Zur Möhrensuppe passen frische Baguettes, knuspriges Bauernbrot oder selbstgemachte Croutons aus altbackenem Brot. Ein grüner Salat mit einem leichten Zitronen-Dressing ergänzt die Mahlzeit wunderbar. Als Getränk empfehle ich einen trockenen Weißwein, einen Kräutertee oder einfach ein kühles Glas Wasser. Die Suppe macht sowohl als Vorspeise eine gute Figur als auch als Hauptgericht für ein leichtes Abendessen unter der Woche. Wer noch mehr Suppen-Ideen sucht, findet bei uns auch eine feine Kartoffelsuppe mit Würstchen und eine cremige Brokkoli-Käse-Suppe.
Probiert unsere schnelle Möhrensuppe aus – wir freuen uns über eure Bilder und Erfahrungen in den Kommentaren!
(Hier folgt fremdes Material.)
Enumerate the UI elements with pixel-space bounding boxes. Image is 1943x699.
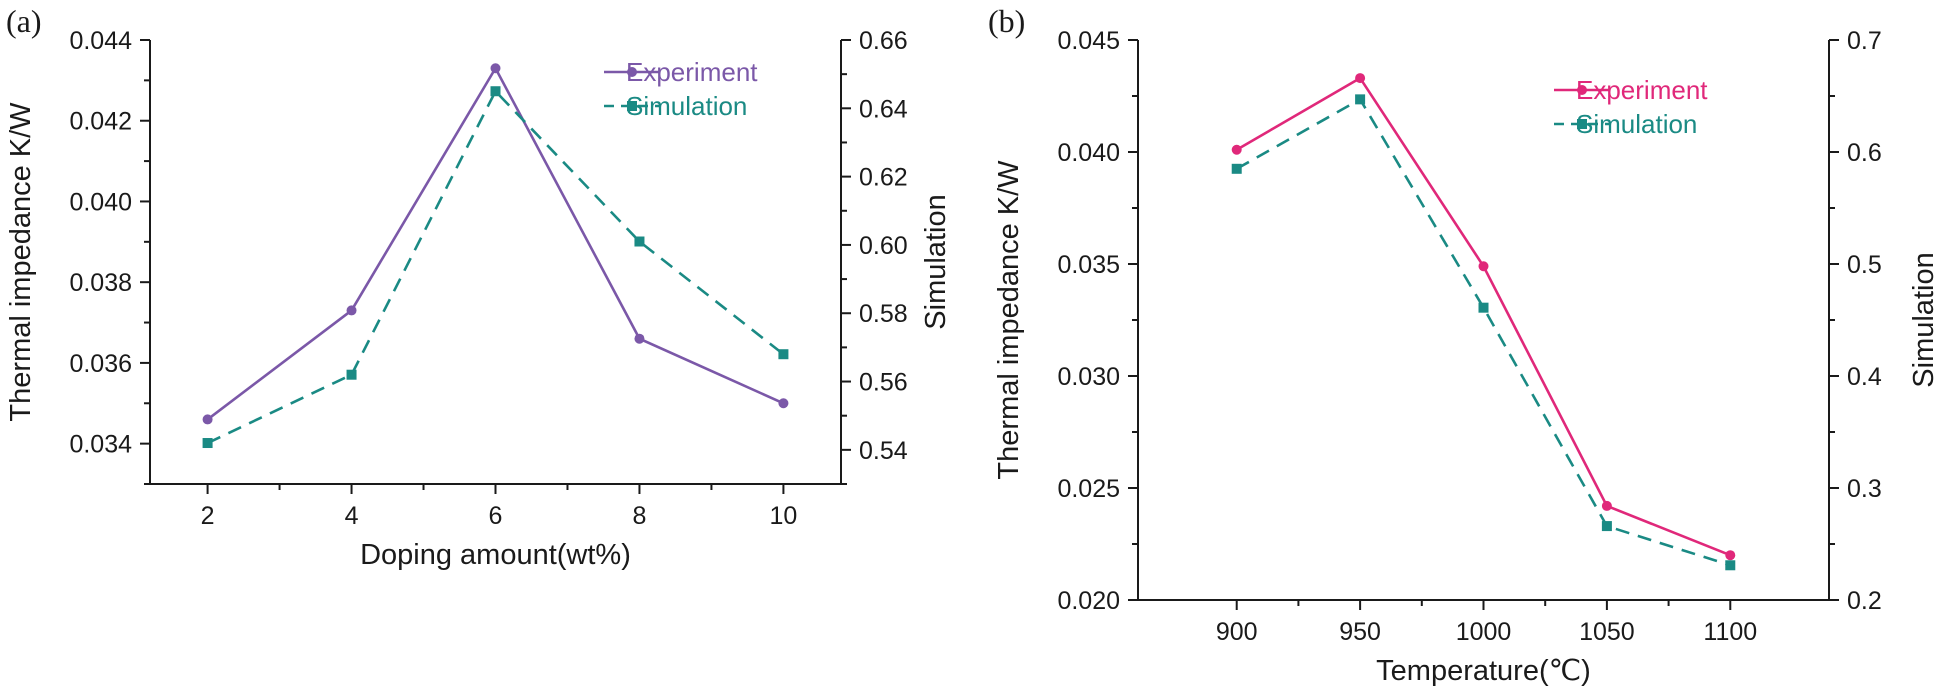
right-tick-label: 0.4 <box>1847 363 1882 391</box>
experiment-data-point <box>1355 73 1366 84</box>
x-tick-label: 900 <box>1216 618 1258 646</box>
right-tick-label: 0.66 <box>859 27 908 55</box>
x-tick-label: 1000 <box>1456 618 1512 646</box>
x-tick-label: 4 <box>345 502 359 530</box>
simulation-data-point <box>1478 302 1489 313</box>
left-tick-label: 0.042 <box>69 108 132 136</box>
right-tick-label: 0.5 <box>1847 251 1882 279</box>
right-tick-label: 0.64 <box>859 95 908 123</box>
left-tick-label: 0.045 <box>1057 27 1120 55</box>
legend-experiment-marker <box>1577 85 1587 95</box>
left-tick-label: 0.025 <box>1057 475 1120 503</box>
experiment-data-point <box>634 333 645 344</box>
x-tick-label: 1050 <box>1579 618 1635 646</box>
right-tick-label: 0.58 <box>859 300 908 328</box>
simulation-data-point <box>1355 94 1366 105</box>
experiment-data-point <box>1725 550 1736 561</box>
simulation-data-point <box>634 236 645 247</box>
left-tick-label: 0.038 <box>69 269 132 297</box>
legend-simulation-label: Simulation <box>626 91 747 121</box>
experiment-data-point <box>1478 261 1489 272</box>
simulation-data-point <box>1231 163 1242 174</box>
right-tick-label: 0.7 <box>1847 27 1882 55</box>
chart-panel-b: (b) 0.020 0.025 0.030 0.035 0.040 0.045 0.2 0.3 0… <box>988 3 1940 687</box>
x-tick-label: 6 <box>489 502 503 530</box>
y-axis-title-left: Thermal impedance K/W <box>5 102 37 422</box>
right-tick-label: 0.60 <box>859 232 908 260</box>
simulation-data-point <box>490 86 501 97</box>
right-tick-label: 0.62 <box>859 164 908 192</box>
x-tick-label: 1100 <box>1703 618 1757 646</box>
left-tick-label: 0.020 <box>1057 587 1120 615</box>
panel-label: (a) <box>6 3 42 39</box>
chart-panel-a: (a) 0.034 0.036 0.038 0.040 0.042 0.044 0.54 0.5… <box>5 3 952 571</box>
right-tick-label: 0.6 <box>1847 139 1882 167</box>
experiment-data-point <box>346 305 357 316</box>
panel-label: (b) <box>988 3 1025 39</box>
simulation-data-point <box>202 438 213 449</box>
simulation-data-point <box>778 349 789 360</box>
right-tick-label: 0.2 <box>1847 587 1882 615</box>
y-axis-title-right: Simulation <box>1908 252 1940 387</box>
left-tick-label: 0.036 <box>69 350 132 378</box>
simulation-series-line <box>207 89 785 445</box>
left-tick-label: 0.035 <box>1057 251 1120 279</box>
simulation-data-point <box>1725 560 1736 571</box>
left-tick-label: 0.030 <box>1057 363 1120 391</box>
left-tick-label: 0.044 <box>69 27 132 55</box>
y-axis-title-left: Thermal impedance K/W <box>993 160 1025 480</box>
experiment-data-point <box>1601 500 1612 511</box>
experiment-series-line <box>1236 76 1731 557</box>
simulation-data-point <box>1601 521 1612 532</box>
legend-simulation-marker <box>627 101 637 111</box>
x-tick-label: 2 <box>201 502 215 530</box>
experiment-data-point <box>1231 144 1242 155</box>
right-tick-label: 0.3 <box>1847 475 1882 503</box>
x-tick-label: 950 <box>1339 618 1381 646</box>
simulation-data-point <box>346 369 357 380</box>
legend-simulation-label: Simulation <box>1576 109 1697 139</box>
legend-simulation-marker <box>1577 119 1587 129</box>
x-axis-title: Doping amount(wt%) <box>360 539 631 571</box>
legend-experiment-label: Experiment <box>1576 75 1708 105</box>
left-tick-label: 0.040 <box>69 188 132 216</box>
right-tick-label: 0.54 <box>859 437 908 465</box>
experiment-data-point <box>202 414 213 425</box>
experiment-data-point <box>490 63 501 74</box>
x-tick-label: 8 <box>633 502 647 530</box>
left-tick-label: 0.040 <box>1057 139 1120 167</box>
legend-experiment-marker <box>627 67 637 77</box>
x-tick-label: 10 <box>770 502 798 530</box>
x-axis-title: Temperature(℃) <box>1376 655 1591 687</box>
right-tick-label: 0.56 <box>859 369 908 397</box>
left-tick-label: 0.034 <box>69 431 132 459</box>
legend-experiment-label: Experiment <box>626 57 758 87</box>
simulation-series-line <box>1236 97 1731 567</box>
y-axis-title-right: Simulation <box>920 194 952 329</box>
experiment-data-point <box>778 398 789 409</box>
Schaut auch in unserer YouTube-Playlist mit Kochvideos vorbei – dort gibt es weitere cremige Suppenrezepte zum Nachkochen.
Möhren und Kartoffeln schälen und in gleichmäßige Würfel schneiden. Zwiebeln ebenfalls schälen und fein würfeln.
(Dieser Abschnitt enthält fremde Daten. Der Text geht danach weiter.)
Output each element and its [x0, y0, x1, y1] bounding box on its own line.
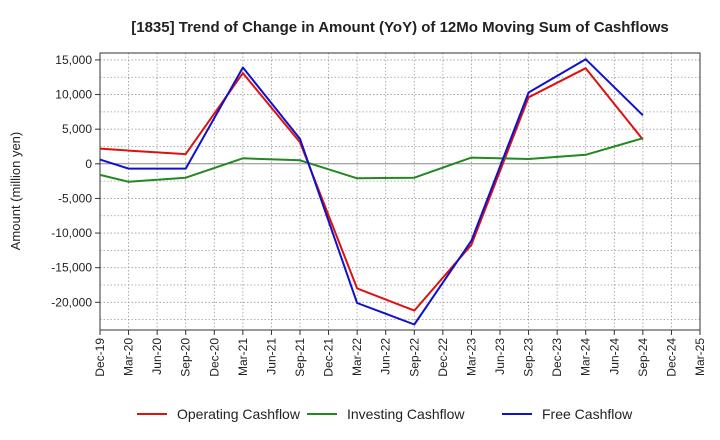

Die Butter in einem großen Topf schmelzen. Zwiebeln darin glasig dünsten, dann Möhren- und Kartoffelwürfel dazugeben und kurz mit andünsten.
Die Gemüsebrühe angießen, alles gut umrühren und einmal aufkochen lassen. Die Suppe bei mittlerer Hitze ca. 20 Minuten köcheln lassen, bis das Gemüse weich ist.
Den Topf vom Herd nehmen und die Suppe mit einem Pürierstab oder Standmixer fein pürieren, bis eine cremige Konsistenz entsteht.
Die Sahne einrühren und die Suppe nochmals kurz aufkochen lassen. Mit Salz und Pfeffer abschmecken.
Die Möhrensuppe in Schalen oder Teller füllen, mit frisch gehackter Petersilie bestreuen und sofort servieren. Dazu passt frisches Baguette oder Bauernbrot.